Morning here is like that.
It starts with this bird which hangs out just outside my bedroom
window. The bird has a whole repertoire of songs and he cycles through them randomly, beginning with a soft cluck, then some melodious chirping. and finally a long, intricate tune silvering into the still dark air.
That does it! He’s wakened the rooster who immediately pronounces is male-ness assertively into the morning. One thing about that rooster: he doesn’t
quit, either. He knows his place: he’s a signal for the entire town to begin movement and if I don’t move fast enough he will stand under someone’s porch, finding the exact place where the confluence of walls form a megaphone which seems pointed directly at my bedroom
It’s seven o’clock now, and people are beginning to move. Two bicyclist ride under the street lamp, young men on their was to fishing boats, probably. Another man stands on his porch as shouts a greeting.
The two riders wave back and disappear down the road along the sea.
The world lightens. The sea is calm and the sky has only a touch of morning clouds. The first truck of the day rolls past, a gravel truck filled to over-flowing, it’s engine straining as it turns a corner and crawls up the hill.

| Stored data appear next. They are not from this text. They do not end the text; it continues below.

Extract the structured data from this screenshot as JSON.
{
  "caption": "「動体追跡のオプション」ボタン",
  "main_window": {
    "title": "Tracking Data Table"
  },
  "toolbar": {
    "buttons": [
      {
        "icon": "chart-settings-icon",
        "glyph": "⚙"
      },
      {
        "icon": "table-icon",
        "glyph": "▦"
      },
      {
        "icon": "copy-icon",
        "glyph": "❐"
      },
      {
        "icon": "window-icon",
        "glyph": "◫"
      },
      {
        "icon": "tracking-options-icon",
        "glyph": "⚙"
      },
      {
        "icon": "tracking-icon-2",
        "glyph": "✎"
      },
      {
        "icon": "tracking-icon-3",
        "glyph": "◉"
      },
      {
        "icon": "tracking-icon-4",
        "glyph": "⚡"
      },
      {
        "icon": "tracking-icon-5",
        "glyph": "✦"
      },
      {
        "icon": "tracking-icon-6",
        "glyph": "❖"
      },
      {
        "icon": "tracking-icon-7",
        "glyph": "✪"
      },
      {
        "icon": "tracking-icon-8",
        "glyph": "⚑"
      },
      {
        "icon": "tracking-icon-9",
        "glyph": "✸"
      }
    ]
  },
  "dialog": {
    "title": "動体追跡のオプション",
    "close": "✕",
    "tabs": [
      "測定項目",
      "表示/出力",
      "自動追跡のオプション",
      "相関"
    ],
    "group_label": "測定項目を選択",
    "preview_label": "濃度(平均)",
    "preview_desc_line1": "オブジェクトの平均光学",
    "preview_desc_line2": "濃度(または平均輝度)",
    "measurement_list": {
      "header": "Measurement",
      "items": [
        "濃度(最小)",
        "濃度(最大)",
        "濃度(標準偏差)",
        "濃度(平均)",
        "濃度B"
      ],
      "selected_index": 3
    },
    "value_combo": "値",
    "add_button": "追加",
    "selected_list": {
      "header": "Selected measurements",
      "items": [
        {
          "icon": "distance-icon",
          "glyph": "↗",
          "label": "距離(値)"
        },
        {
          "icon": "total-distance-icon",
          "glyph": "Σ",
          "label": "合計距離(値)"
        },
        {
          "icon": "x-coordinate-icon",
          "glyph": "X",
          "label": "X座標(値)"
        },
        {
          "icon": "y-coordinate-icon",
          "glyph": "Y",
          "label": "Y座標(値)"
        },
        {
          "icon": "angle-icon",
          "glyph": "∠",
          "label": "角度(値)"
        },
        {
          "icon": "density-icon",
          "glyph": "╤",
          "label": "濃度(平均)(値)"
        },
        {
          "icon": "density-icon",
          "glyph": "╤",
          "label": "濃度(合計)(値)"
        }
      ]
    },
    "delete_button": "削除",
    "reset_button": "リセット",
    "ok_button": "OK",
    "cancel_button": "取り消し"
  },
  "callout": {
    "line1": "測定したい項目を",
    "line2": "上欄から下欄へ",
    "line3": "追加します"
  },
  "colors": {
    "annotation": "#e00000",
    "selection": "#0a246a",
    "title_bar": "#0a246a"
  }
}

A radio plays, is turned off, and a police car cruises by,
the driver waving to the man in the yard.
It’s coffee time now, and soon the children will come, dressed in freshly ironed white blouses and navy blue pants or pleated skirts. They will be clean, with nappy hair cut short or skinned tightly back and gathered in little puffs or braids.
They carry plastic bags with homework laboriously done with the assistance of
their mothers and perhaps a treasure for Show and Tell.
God the Fourth emerges on his round of wanderings, singing
and chanting about the glories of his world. His song is tuneless and loud, proclaiming him to be God and bringing his message to the world. God the Fourth
(after the Father, Son, and Holy Ghost, says Brenda, my native friend) will
spend the day in my neighborhood, sitting on the steps of “Berts for the Best”
Grocery Store, pausing in his singing only to ask white ladies like me for a dollar “for God”.
And it is his song that truly begins the morning in our tiny town, his deep chant that will follow us everywhere all the day long, reminding us that all’s right with the world.